Jeffrey Wells at Hollywood Elsewhere posted a bit about Brian De Palma's Carrie Tuesday night, saying that he was "half taken and half irked" when he originally saw the film in 1976. Wells writes that the ending, with the hand jumping up out of the grave, "made me jump out of my seat, and I was thereafter sold on the idea of DePalma being a kind of mad genius." Wells then continues:
I was gradually divested of this view in subsequent years, sad to say. Actually by The Fury, which was only two years later. To me De Palma was at his craftiest and most diabolical in Greetings, Hi, Mom, Sisters, Phantom of the Paradise and Carrie. Bit by bit and more and more, everything post-Carrie was one kind of problem or another (except for Scarface).
"FACE ON MARS IS ACTUALLY AN IMAX THEATRE -- SOUNDS LIKE DE PALMA TO ME"
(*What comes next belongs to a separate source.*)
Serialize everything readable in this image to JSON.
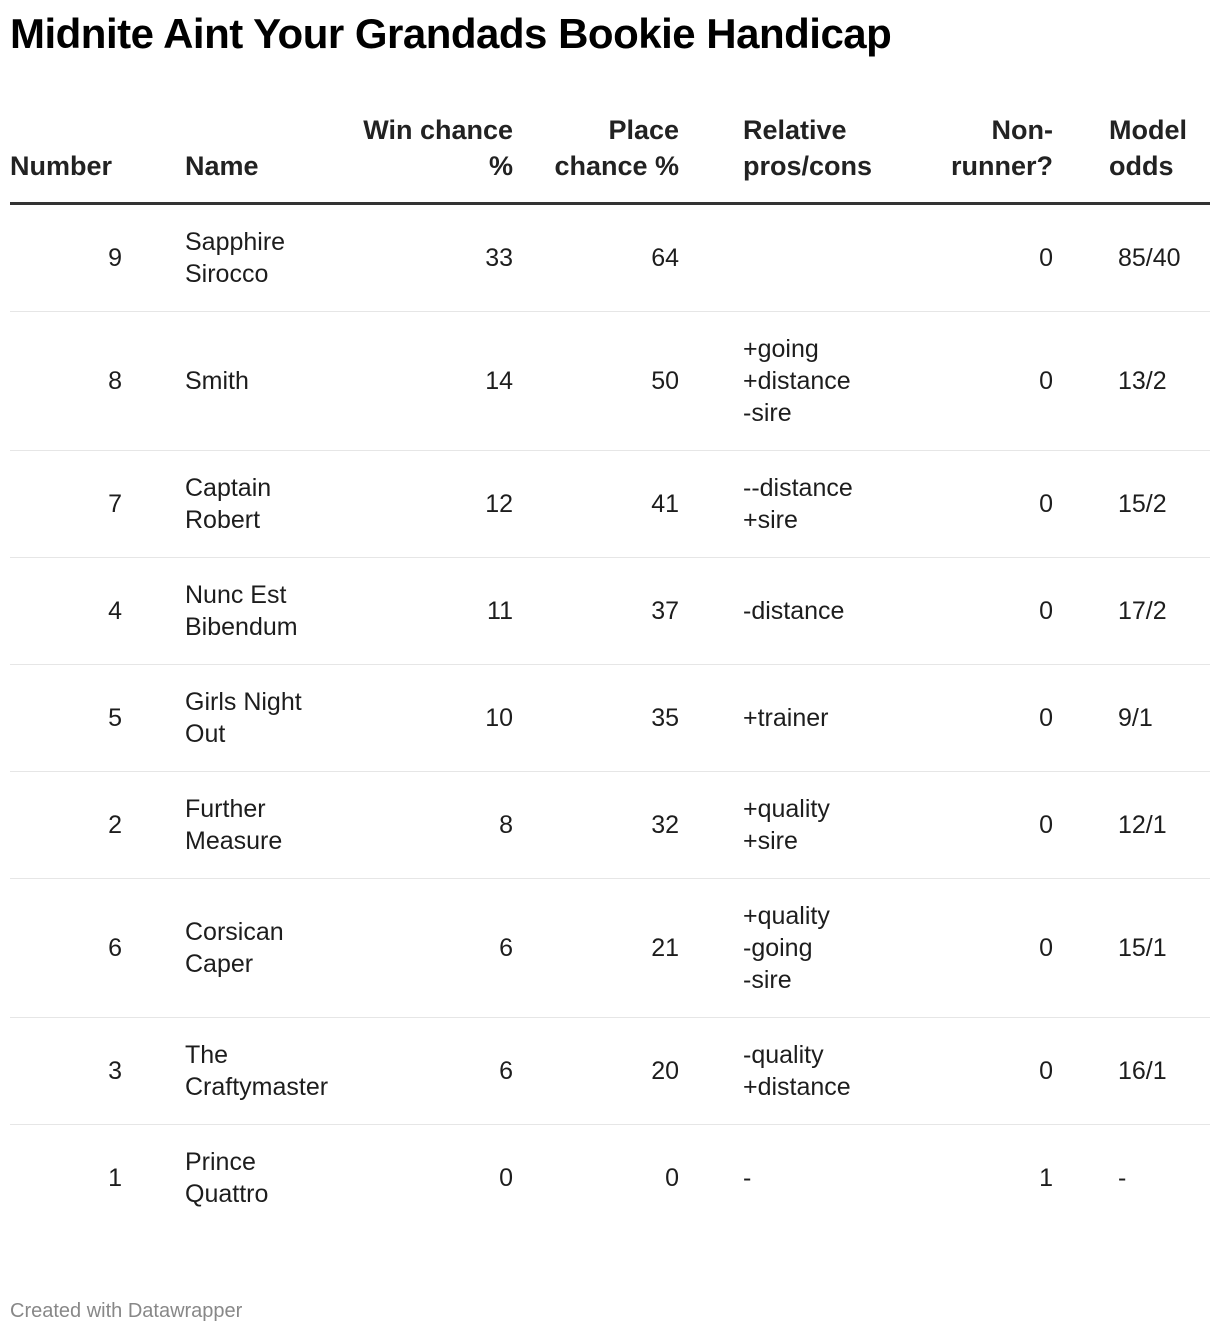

Wells' readers then chimed in throughout the next day and beyond, with widely differing views on De Palma's oeuvre. Everybody has their favorites, and most seemed to agree that there was something extraordinary in every De Palma film, whether they liked the entire film or not. There were staunch defenders of Femme Fatale, Dressed To Kill, Blow Out, and Carlito's Way. Mission: Impossible was also given props, with one commenter suggesting that the film will age quite gracefully throughout the coming years. A vague consensus seemed to emerge that De Palma's two most recent films, The Black Dahlia and Redacted, form a combined letdown, although The Black Dahlia also found its defenders. The most widely derided movie in the comments, though, seemed to be Mission To Mars, although that film had its defenders, as well, including this gem of a decscription from Sean: "It's a creation myth story where handsome actors [go] and discover that the face on Mars is actually an IMAX theatre -- sounds like De Palma to me."